Innovation and Participation at Work

University of Glasgow

Course Description

  • Course Name

    Innovation and Participation at Work

  • Host University

    University of Glasgow

  • Location

    Glasgow, Scotland

  • Area of Study

    Entrepreneurship, Management

  • Language Level

    Taught In English

  • Course Level Recommendations

    Upper

    ISA offers course level recommendations in an effort to facilitate the determination of course levels by credential evaluators.We advice each institution to have their own credentials evaluator make the final decision regrading course levels.

    Hours & Credits

  • Scotcat Credits

    15
  • Recommended U.S. Semester Credits
    3.75
  • Recommended U.S. Quarter Units
    6
  • Overview

    Course description

    Innovating and modernising programmes have figured prominently in the world of work, variously aiming to intensify and control employees or to humanize their jobs and provide scope for empowerment and participative decision making. Focusing on recent popular movements and contemporary initiatives, this course will enable students to identify fads and fashions, to track the influence of more sustained and considered workplace interventions, to recognize continuities in underpinning theory, to appreciate the significance of enabling conditions and constraining factors, to evaluate benefits, costs and consequences for stakeholders, and to reach informed views about management options and dilemmas for the future of work and employee relations.
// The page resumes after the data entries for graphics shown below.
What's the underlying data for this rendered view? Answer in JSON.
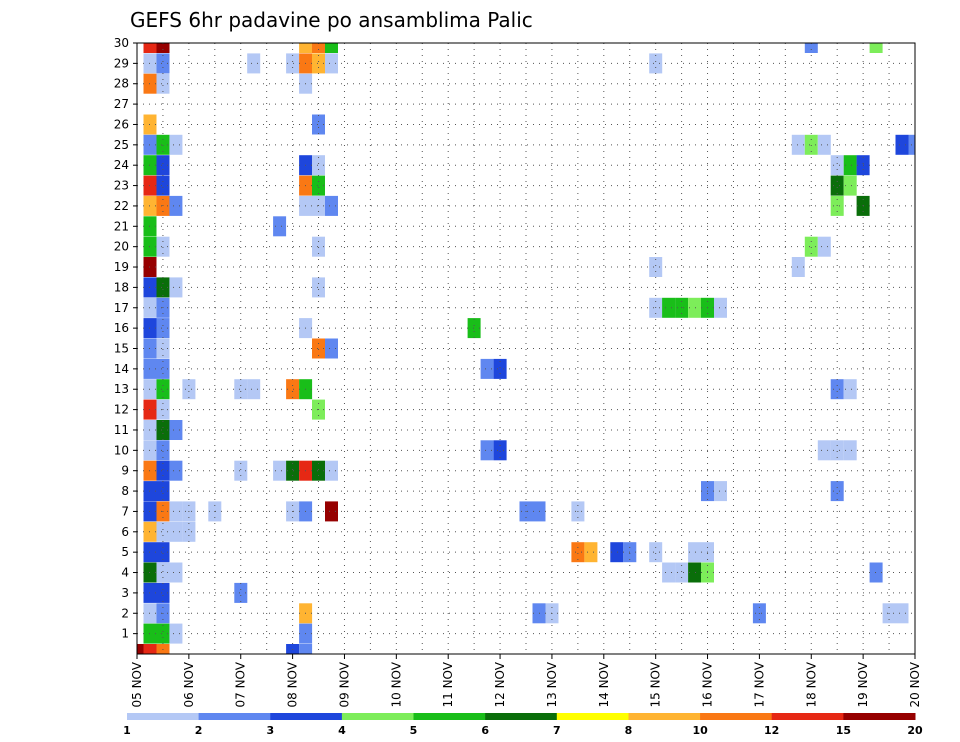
{
  "chart_data": {
    "type": "heatmap",
    "title": "GEFS 6hr padavine po ansamblima Palic",
    "xlabel": "",
    "ylabel": "",
    "x_tick_labels": [
      "05 NOV",
      "06 NOV",
      "07 NOV",
      "08 NOV",
      "09 NOV",
      "10 NOV",
      "11 NOV",
      "12 NOV",
      "13 NOV",
      "14 NOV",
      "15 NOV",
      "16 NOV",
      "17 NOV",
      "18 NOV",
      "19 NOV",
      "20 NOV"
    ],
    "y_tick_labels": [
      "1",
      "2",
      "3",
      "4",
      "5",
      "6",
      "7",
      "8",
      "9",
      "10",
      "11",
      "12",
      "13",
      "14",
      "15",
      "16",
      "17",
      "18",
      "19",
      "20",
      "21",
      "22",
      "23",
      "24",
      "25",
      "26",
      "27",
      "28",
      "29",
      "30"
    ],
    "xlim": [
      0,
      15
    ],
    "ylim": [
      0,
      30
    ],
    "cell_width_days": 0.25,
    "grid": true,
    "colorbar": {
      "labels": [
        "1",
        "2",
        "3",
        "4",
        "5",
        "6",
        "7",
        "8",
        "10",
        "12",
        "15",
        "20"
      ],
      "colors": [
        "#b4c8f5",
        "#5f87f0",
        "#1e46dc",
        "#7ded5a",
        "#19be19",
        "#0a6e0a",
        "#ffff00",
        "#ffb432",
        "#fa7814",
        "#e62814",
        "#960000"
      ]
    },
    "cells": [
      {
        "x": 0.0,
        "y": 0,
        "v": 20
      },
      {
        "x": 0.25,
        "y": 0,
        "v": 12
      },
      {
        "x": 0.25,
        "y": 1,
        "v": 5
      },
      {
        "x": 0.25,
        "y": 2,
        "v": 1
      },
      {
        "x": 0.25,
        "y": 3,
        "v": 3
      },
      {
        "x": 0.25,
        "y": 4,
        "v": 6
      },
      {
        "x": 0.25,
        "y": 5,
        "v": 3
      },
      {
        "x": 0.25,
        "y": 6,
        "v": 8
      },
      {
        "x": 0.25,
        "y": 7,
        "v": 3
      },
      {
        "x": 0.25,
        "y": 8,
        "v": 3
      },
      {
        "x": 0.25,
        "y": 9,
        "v": 10
      },
      {
        "x": 0.25,
        "y": 10,
        "v": 1
      },
      {
        "x": 0.25,
        "y": 11,
        "v": 1
      },
      {
        "x": 0.25,
        "y": 12,
        "v": 12
      },
      {
        "x": 0.25,
        "y": 13,
        "v": 1
      },
      {
        "x": 0.25,
        "y": 14,
        "v": 2
      },
      {
        "x": 0.25,
        "y": 15,
        "v": 2
      },
      {
        "x": 0.25,
        "y": 16,
        "v": 3
      },
      {
        "x": 0.25,
        "y": 17,
        "v": 1
      },
      {
        "x": 0.25,
        "y": 18,
        "v": 3
      },
      {
        "x": 0.25,
        "y": 19,
        "v": 15
      },
      {
        "x": 0.25,
        "y": 20,
        "v": 5
      },
      {
        "x": 0.25,
        "y": 21,
        "v": 5
      },
      {
        "x": 0.25,
        "y": 22,
        "v": 8
      },
      {
        "x": 0.25,
        "y": 23,
        "v": 12
      },
      {
        "x": 0.25,
        "y": 24,
        "v": 5
      },
      {
        "x": 0.25,
        "y": 25,
        "v": 2
      },
      {
        "x": 0.25,
        "y": 26,
        "v": 8
      },
      {
        "x": 0.25,
        "y": 28,
        "v": 10
      },
      {
        "x": 0.25,
        "y": 29,
        "v": 1
      },
      {
        "x": 0.25,
        "y": 30,
        "v": 12
      },
      {
        "x": 0.5,
        "y": 0,
        "v": 10
      },
      {
        "x": 0.5,
        "y": 1,
        "v": 5
      },
      {
        "x": 0.5,
        "y": 2,
        "v": 2
      },
      {
        "x": 0.5,
        "y": 3,
        "v": 3
      },
      {
        "x": 0.5,
        "y": 4,
        "v": 1
      },
      {
        "x": 0.5,
        "y": 5,
        "v": 3
      },
      {
        "x": 0.5,
        "y": 6,
        "v": 1
      },
      {
        "x": 0.5,
        "y": 7,
        "v": 10
      },
      {
        "x": 0.5,
        "y": 8,
        "v": 3
      },
      {
        "x": 0.5,
        "y": 9,
        "v": 3
      },
      {
        "x": 0.5,
        "y": 10,
        "v": 2
      },
      {
        "x": 0.5,
        "y": 11,
        "v": 6
      },
      {
        "x": 0.5,
        "y": 12,
        "v": 1
      },
      {
        "x": 0.5,
        "y": 13,
        "v": 5
      },
      {
        "x": 0.5,
        "y": 14,
        "v": 2
      },
      {
        "x": 0.5,
        "y": 15,
        "v": 1
      },
      {
        "x": 0.5,
        "y": 16,
        "v": 2
      },
      {
        "x": 0.5,
        "y": 17,
        "v": 2
      },
      {
        "x": 0.5,
        "y": 18,
        "v": 6
      },
      {
        "x": 0.5,
        "y": 20,
        "v": 1
      },
      {
        "x": 0.5,
        "y": 22,
        "v": 10
      },
      {
        "x": 0.5,
        "y": 23,
        "v": 3
      },
      {
        "x": 0.5,
        "y": 24,
        "v": 3
      },
      {
        "x": 0.5,
        "y": 25,
        "v": 5
      },
      {
        "x": 0.5,
        "y": 28,
        "v": 1
      },
      {
        "x": 0.5,
        "y": 29,
        "v": 2
      },
      {
        "x": 0.5,
        "y": 30,
        "v": 15
      },
      {
        "x": 0.75,
        "y": 1,
        "v": 1
      },
      {
        "x": 0.75,
        "y": 4,
        "v": 1
      },
      {
        "x": 0.75,
        "y": 6,
        "v": 1
      },
      {
        "x": 0.75,
        "y": 7,
        "v": 1
      },
      {
        "x": 0.75,
        "y": 9,
        "v": 2
      },
      {
        "x": 0.75,
        "y": 11,
        "v": 2
      },
      {
        "x": 0.75,
        "y": 18,
        "v": 1
      },
      {
        "x": 0.75,
        "y": 22,
        "v": 2
      },
      {
        "x": 0.75,
        "y": 25,
        "v": 1
      },
      {
        "x": 1.0,
        "y": 6,
        "v": 1
      },
      {
        "x": 1.0,
        "y": 7,
        "v": 1
      },
      {
        "x": 1.0,
        "y": 13,
        "v": 1
      },
      {
        "x": 1.5,
        "y": 7,
        "v": 1
      },
      {
        "x": 2.0,
        "y": 3,
        "v": 2
      },
      {
        "x": 2.0,
        "y": 9,
        "v": 1
      },
      {
        "x": 2.0,
        "y": 13,
        "v": 1
      },
      {
        "x": 2.25,
        "y": 13,
        "v": 1
      },
      {
        "x": 2.25,
        "y": 29,
        "v": 1
      },
      {
        "x": 2.75,
        "y": 9,
        "v": 1
      },
      {
        "x": 2.75,
        "y": 21,
        "v": 2
      },
      {
        "x": 3.0,
        "y": 0,
        "v": 3
      },
      {
        "x": 3.0,
        "y": 7,
        "v": 1
      },
      {
        "x": 3.0,
        "y": 9,
        "v": 6
      },
      {
        "x": 3.0,
        "y": 13,
        "v": 10
      },
      {
        "x": 3.0,
        "y": 29,
        "v": 1
      },
      {
        "x": 3.25,
        "y": 0,
        "v": 2
      },
      {
        "x": 3.25,
        "y": 1,
        "v": 2
      },
      {
        "x": 3.25,
        "y": 2,
        "v": 8
      },
      {
        "x": 3.25,
        "y": 7,
        "v": 2
      },
      {
        "x": 3.25,
        "y": 9,
        "v": 12
      },
      {
        "x": 3.25,
        "y": 13,
        "v": 5
      },
      {
        "x": 3.25,
        "y": 16,
        "v": 1
      },
      {
        "x": 3.25,
        "y": 22,
        "v": 1
      },
      {
        "x": 3.25,
        "y": 23,
        "v": 10
      },
      {
        "x": 3.25,
        "y": 24,
        "v": 3
      },
      {
        "x": 3.25,
        "y": 28,
        "v": 1
      },
      {
        "x": 3.25,
        "y": 29,
        "v": 10
      },
      {
        "x": 3.25,
        "y": 30,
        "v": 8
      },
      {
        "x": 3.5,
        "y": 9,
        "v": 6
      },
      {
        "x": 3.5,
        "y": 12,
        "v": 4
      },
      {
        "x": 3.5,
        "y": 15,
        "v": 10
      },
      {
        "x": 3.5,
        "y": 18,
        "v": 1
      },
      {
        "x": 3.5,
        "y": 20,
        "v": 1
      },
      {
        "x": 3.5,
        "y": 22,
        "v": 1
      },
      {
        "x": 3.5,
        "y": 23,
        "v": 5
      },
      {
        "x": 3.5,
        "y": 24,
        "v": 1
      },
      {
        "x": 3.5,
        "y": 26,
        "v": 2
      },
      {
        "x": 3.5,
        "y": 29,
        "v": 8
      },
      {
        "x": 3.5,
        "y": 30,
        "v": 10
      },
      {
        "x": 3.75,
        "y": 7,
        "v": 20
      },
      {
        "x": 3.75,
        "y": 9,
        "v": 1
      },
      {
        "x": 3.75,
        "y": 15,
        "v": 2
      },
      {
        "x": 3.75,
        "y": 22,
        "v": 2
      },
      {
        "x": 3.75,
        "y": 29,
        "v": 1
      },
      {
        "x": 3.75,
        "y": 30,
        "v": 5
      },
      {
        "x": 6.5,
        "y": 16,
        "v": 5
      },
      {
        "x": 6.75,
        "y": 10,
        "v": 2
      },
      {
        "x": 6.75,
        "y": 14,
        "v": 2
      },
      {
        "x": 7.0,
        "y": 10,
        "v": 3
      },
      {
        "x": 7.0,
        "y": 14,
        "v": 3
      },
      {
        "x": 7.5,
        "y": 7,
        "v": 2
      },
      {
        "x": 7.75,
        "y": 2,
        "v": 2
      },
      {
        "x": 7.75,
        "y": 7,
        "v": 2
      },
      {
        "x": 8.0,
        "y": 2,
        "v": 1
      },
      {
        "x": 8.5,
        "y": 5,
        "v": 10
      },
      {
        "x": 8.5,
        "y": 7,
        "v": 1
      },
      {
        "x": 8.75,
        "y": 5,
        "v": 8
      },
      {
        "x": 9.25,
        "y": 5,
        "v": 3
      },
      {
        "x": 9.5,
        "y": 5,
        "v": 2
      },
      {
        "x": 10.0,
        "y": 5,
        "v": 1
      },
      {
        "x": 10.0,
        "y": 17,
        "v": 1
      },
      {
        "x": 10.0,
        "y": 19,
        "v": 1
      },
      {
        "x": 10.0,
        "y": 29,
        "v": 1
      },
      {
        "x": 10.25,
        "y": 4,
        "v": 1
      },
      {
        "x": 10.25,
        "y": 17,
        "v": 5
      },
      {
        "x": 10.5,
        "y": 4,
        "v": 1
      },
      {
        "x": 10.5,
        "y": 17,
        "v": 5
      },
      {
        "x": 10.75,
        "y": 4,
        "v": 6
      },
      {
        "x": 10.75,
        "y": 5,
        "v": 1
      },
      {
        "x": 10.75,
        "y": 17,
        "v": 4
      },
      {
        "x": 11.0,
        "y": 4,
        "v": 4
      },
      {
        "x": 11.0,
        "y": 5,
        "v": 1
      },
      {
        "x": 11.0,
        "y": 8,
        "v": 2
      },
      {
        "x": 11.0,
        "y": 17,
        "v": 5
      },
      {
        "x": 11.25,
        "y": 8,
        "v": 1
      },
      {
        "x": 11.25,
        "y": 17,
        "v": 1
      },
      {
        "x": 12.0,
        "y": 2,
        "v": 2
      },
      {
        "x": 12.75,
        "y": 19,
        "v": 1
      },
      {
        "x": 12.75,
        "y": 25,
        "v": 1
      },
      {
        "x": 13.0,
        "y": 20,
        "v": 4
      },
      {
        "x": 13.0,
        "y": 25,
        "v": 4
      },
      {
        "x": 13.0,
        "y": 30,
        "v": 2
      },
      {
        "x": 13.25,
        "y": 10,
        "v": 1
      },
      {
        "x": 13.25,
        "y": 20,
        "v": 1
      },
      {
        "x": 13.25,
        "y": 25,
        "v": 1
      },
      {
        "x": 13.5,
        "y": 8,
        "v": 2
      },
      {
        "x": 13.5,
        "y": 10,
        "v": 1
      },
      {
        "x": 13.5,
        "y": 13,
        "v": 2
      },
      {
        "x": 13.5,
        "y": 22,
        "v": 4
      },
      {
        "x": 13.5,
        "y": 23,
        "v": 6
      },
      {
        "x": 13.5,
        "y": 24,
        "v": 1
      },
      {
        "x": 13.75,
        "y": 10,
        "v": 1
      },
      {
        "x": 13.75,
        "y": 13,
        "v": 1
      },
      {
        "x": 13.75,
        "y": 23,
        "v": 4
      },
      {
        "x": 13.75,
        "y": 24,
        "v": 5
      },
      {
        "x": 14.0,
        "y": 22,
        "v": 6
      },
      {
        "x": 14.0,
        "y": 24,
        "v": 3
      },
      {
        "x": 14.25,
        "y": 4,
        "v": 2
      },
      {
        "x": 14.25,
        "y": 30,
        "v": 4
      },
      {
        "x": 14.5,
        "y": 2,
        "v": 1
      },
      {
        "x": 14.75,
        "y": 2,
        "v": 1
      },
      {
        "x": 14.75,
        "y": 25,
        "v": 3
      },
      {
        "x": 15.0,
        "y": 25,
        "v": 2
      }
    ]
  }
}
    Learning and teaching methods

    20 hours of lectures (10 x 2 hours)

    Course texts

    Beirne, M. (2013) Rhetoric and the Politics of Workplace Innovation: struggling with empowerment and modernization, Cheltenham: Edward Elgar.

    Copies can be consulted via the Main, Short Loan and Adam Smith Libraries. This is also available as an e-book from Elgaronline.

    This text covers the core theoretical and empirical material from which the course takes its departure. However, the scope of the course and extensive literature in this area entail that specialist journal references have to accompany the sessions. Dedicated reading lists will be issued as a further guide to each of the specific areas covered in class.

    Assessment

    An essay of 3,000-3,500 words (100%)

Course Disclaimer

Courses and course hours of instruction are subject to change.

Credits earned vary according to the policies of the students' home institutions. According to ISA policy and possible visa requirements, students must maintain full-time enrollment status, as determined by their home institutions, for the duration of the program.

ECTS (European Credit Transfer and Accumulation System) credits are converted to semester credits/quarter units differently among U.S. universities. Students should confirm the conversion scale used at their home university when determining credit transfer.

Please note that some courses with locals have recommended prerequisite courses. It is the student's responsibility to consult any recommended prerequisites prior to enrolling in their course.